サアカスの馬たち
~グレードレース メモランダム~
カゼノコ
【2017年 ジャパンダートダービー】栄光のゴールへと夏夜の風に乗って
カブトヤマ記念に勝ち、重賞での2着が3回もあるタフネススター(その父ラグビーボール)。産駒にはトップモデル(3勝)やビリオネア(4勝)らもいるが、芝・ダートを問わずに走り、海外でも香港Cを制したアグネスデジタルが配され、ついに大物が登場した。カゼノコのことである。
母や姉たちと同様、藤岡範士厩舎よりデビュー。2歳8月に函館で迎えた芝1200mの新馬でも3着に健闘した。ただし、ターフの5戦ではなかなかスピードに乗り切れない。年明けの京都でダート1800mを試すと、3着まで追い上げた。続く同条件を2着したところで、藤岡師は定年を迎える。
バトンを受けた野中賢二調教師にとっても、愛着が深いファミリー。藤岡厩舎で調教助手を務めていた当時、連日、タフネススターに跨っていた縁がある。
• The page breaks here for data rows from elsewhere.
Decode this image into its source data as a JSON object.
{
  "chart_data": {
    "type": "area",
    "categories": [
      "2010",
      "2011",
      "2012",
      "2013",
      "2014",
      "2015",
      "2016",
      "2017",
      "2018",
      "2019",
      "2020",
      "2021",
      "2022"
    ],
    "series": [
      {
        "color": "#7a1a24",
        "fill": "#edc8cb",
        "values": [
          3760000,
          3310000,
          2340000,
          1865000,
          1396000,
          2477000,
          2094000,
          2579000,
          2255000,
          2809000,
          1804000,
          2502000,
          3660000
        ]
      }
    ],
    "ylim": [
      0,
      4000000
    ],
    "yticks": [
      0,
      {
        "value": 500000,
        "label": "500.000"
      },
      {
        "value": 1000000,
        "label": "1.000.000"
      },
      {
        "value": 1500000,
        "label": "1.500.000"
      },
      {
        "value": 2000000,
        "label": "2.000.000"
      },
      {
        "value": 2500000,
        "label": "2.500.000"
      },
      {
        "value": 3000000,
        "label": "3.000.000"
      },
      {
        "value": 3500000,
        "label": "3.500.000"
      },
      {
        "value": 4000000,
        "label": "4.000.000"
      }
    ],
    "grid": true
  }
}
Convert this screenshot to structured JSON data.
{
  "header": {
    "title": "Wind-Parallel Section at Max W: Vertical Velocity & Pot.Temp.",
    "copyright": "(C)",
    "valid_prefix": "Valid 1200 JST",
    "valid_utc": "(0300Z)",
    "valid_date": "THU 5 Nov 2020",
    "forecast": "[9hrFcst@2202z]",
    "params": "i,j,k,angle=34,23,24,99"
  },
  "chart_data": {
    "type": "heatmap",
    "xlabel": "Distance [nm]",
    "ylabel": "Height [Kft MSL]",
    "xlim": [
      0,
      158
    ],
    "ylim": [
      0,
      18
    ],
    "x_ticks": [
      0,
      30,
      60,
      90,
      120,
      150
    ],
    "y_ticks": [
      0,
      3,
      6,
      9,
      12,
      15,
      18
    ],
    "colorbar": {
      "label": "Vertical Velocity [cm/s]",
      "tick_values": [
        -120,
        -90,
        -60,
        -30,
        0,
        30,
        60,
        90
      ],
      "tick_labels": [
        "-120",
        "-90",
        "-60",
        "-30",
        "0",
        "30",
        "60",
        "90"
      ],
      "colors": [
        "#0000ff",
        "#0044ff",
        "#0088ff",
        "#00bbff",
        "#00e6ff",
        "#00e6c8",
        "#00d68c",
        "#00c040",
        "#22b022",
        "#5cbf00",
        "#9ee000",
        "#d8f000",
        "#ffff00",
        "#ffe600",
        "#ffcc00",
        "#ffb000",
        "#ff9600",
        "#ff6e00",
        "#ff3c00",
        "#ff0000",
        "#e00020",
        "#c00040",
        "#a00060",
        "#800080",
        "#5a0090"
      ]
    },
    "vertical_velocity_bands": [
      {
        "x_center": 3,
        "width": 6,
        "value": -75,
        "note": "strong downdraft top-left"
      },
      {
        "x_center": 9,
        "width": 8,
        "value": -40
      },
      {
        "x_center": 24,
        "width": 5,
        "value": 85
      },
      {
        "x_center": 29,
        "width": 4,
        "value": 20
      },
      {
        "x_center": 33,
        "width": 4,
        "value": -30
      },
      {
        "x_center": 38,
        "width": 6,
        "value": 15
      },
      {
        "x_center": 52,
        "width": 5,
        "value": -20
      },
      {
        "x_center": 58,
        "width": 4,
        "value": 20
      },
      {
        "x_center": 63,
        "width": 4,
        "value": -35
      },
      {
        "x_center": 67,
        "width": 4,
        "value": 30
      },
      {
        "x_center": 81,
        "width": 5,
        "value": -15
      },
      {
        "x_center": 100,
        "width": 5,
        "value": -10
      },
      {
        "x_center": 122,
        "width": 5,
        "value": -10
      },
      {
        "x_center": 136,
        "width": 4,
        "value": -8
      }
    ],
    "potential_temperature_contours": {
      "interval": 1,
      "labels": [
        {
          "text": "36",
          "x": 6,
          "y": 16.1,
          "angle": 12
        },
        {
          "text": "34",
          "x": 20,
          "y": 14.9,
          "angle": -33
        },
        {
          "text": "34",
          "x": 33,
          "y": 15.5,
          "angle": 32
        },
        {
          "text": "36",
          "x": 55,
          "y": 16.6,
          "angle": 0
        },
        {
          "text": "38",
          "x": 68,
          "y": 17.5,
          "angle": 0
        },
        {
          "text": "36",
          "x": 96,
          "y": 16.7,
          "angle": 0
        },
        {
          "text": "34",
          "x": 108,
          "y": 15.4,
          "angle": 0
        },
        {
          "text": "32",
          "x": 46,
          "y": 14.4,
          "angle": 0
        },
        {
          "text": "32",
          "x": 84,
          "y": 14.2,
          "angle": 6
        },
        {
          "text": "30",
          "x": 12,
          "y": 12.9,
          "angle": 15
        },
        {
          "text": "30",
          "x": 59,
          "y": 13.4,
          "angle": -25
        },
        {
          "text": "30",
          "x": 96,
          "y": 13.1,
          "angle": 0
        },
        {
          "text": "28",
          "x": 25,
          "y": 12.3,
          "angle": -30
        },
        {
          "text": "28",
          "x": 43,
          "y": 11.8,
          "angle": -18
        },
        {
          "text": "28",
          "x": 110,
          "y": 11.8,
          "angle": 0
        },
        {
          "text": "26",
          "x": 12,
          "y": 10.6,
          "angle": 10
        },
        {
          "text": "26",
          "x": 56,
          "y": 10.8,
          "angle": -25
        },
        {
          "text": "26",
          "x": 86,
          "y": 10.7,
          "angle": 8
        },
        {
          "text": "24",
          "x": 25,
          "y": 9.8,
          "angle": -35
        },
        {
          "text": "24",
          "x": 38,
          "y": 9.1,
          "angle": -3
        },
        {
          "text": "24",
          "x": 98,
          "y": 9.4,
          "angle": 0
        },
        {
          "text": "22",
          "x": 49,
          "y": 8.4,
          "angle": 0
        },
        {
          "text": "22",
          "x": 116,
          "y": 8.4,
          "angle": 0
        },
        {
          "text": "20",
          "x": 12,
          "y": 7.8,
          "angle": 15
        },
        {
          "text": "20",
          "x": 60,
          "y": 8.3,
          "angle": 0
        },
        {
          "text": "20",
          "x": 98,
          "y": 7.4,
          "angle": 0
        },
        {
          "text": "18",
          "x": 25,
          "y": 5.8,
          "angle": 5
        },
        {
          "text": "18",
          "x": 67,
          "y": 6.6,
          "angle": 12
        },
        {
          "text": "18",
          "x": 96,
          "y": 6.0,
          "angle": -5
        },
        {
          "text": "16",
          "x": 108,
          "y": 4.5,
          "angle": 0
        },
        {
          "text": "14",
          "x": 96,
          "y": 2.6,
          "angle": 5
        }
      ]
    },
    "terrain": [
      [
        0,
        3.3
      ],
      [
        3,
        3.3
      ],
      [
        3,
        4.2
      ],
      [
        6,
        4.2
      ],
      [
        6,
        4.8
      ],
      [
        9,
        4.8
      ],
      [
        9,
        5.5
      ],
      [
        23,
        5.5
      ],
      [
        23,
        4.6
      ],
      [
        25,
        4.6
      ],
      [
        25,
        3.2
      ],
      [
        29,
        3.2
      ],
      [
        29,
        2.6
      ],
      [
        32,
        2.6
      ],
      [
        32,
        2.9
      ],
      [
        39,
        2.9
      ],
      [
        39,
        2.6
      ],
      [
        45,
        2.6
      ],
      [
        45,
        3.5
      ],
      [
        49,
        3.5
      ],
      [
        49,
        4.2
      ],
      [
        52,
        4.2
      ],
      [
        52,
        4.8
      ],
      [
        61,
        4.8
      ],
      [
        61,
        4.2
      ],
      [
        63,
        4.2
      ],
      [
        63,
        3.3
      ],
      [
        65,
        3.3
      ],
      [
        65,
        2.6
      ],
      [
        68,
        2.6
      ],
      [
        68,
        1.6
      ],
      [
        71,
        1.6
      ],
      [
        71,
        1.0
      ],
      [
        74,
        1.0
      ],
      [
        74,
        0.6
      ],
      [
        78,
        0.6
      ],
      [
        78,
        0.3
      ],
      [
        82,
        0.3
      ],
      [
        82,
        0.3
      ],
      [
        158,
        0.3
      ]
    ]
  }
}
「目や顔付きがそっくりなのに驚きました。母親の乗り味は忘れられませんね。この仔も背中が柔らかく、共通する良さを感じる一方、明らかに芯が入っていない感じ。性格面に関しては、牝らしく繊細でコントロールが難しかった母とは正反対です。前向きさに欠け、反抗して自ら動こうとしない。それでも、いい意味で遊びがあり、折り合いに心配はありませんでした」
典型的な砂巧者には見えないうえ、テンにもたつく弱みを抱えていても、転厩緒戦の阪神(ダート1800m)で待望の初勝利。毎日杯は出遅れが響き、10着に終わったが、京都のダート1800mを楽々と突破。次位を1秒1も凌ぐ決め手(3ハロン36秒6)が炸裂した。鮮やかに大外一気を決め、鳳雛Sも勝利。スローな流れのなか、駆使した上りは35秒4。レースのラストを1秒0も上回る圧倒的な鋭さだった。
陣営の愛情を追い風に、ジャパンダートダービーでも栄光のゴールへと突き進む。台風の影響で雨風が強いコンディション。しかも、スタートで不利を受け、最後方の位置取りとなった。しかし、ペースは速く、馬なりのまま、3、4コーナーで進出を開始。地方の雄、ハッピースプリントが先行勢をねじ伏せたところへ、猛然とカゼノコが強襲する。ハナ差の辛勝ではあったが、驚きの逆転劇だった。
「得意分野は異なっても、天性の末脚はタフネススターから受け継いだもの。もっと走れたのではないかという思いがある母のぶんも、がんばってほしかった。それにしても、心身が子供なのに、ここまでやれるなんて、想像以上の走りでした。まだ緩さが残りますし、いろいろ教えていく必要がある段階。底知れない可能性を感じていましたよ」
ところが、末一手の脚質が災いし、結局、これが最後の勝利となる。4歳時の川崎記念(2着)、みやこS(2着)、名古屋グランプリ(3着)などで世代のチャンピオンらしさを見せたものの、徐々に心身のフレッシュさが薄れてしまう。オープン特別でも惜敗が続き、8歳のラジオ日本賞(4着)がラストラン。馬事公苑で乗馬となった。
無邪気な少年でありながら、ぐんぐん上昇気流に乗ったカゼノコ。この先もジャパンダートダービーがやってくるたび、夏夜に吹かせた一陣の風を思い出さずにはいられないだろう。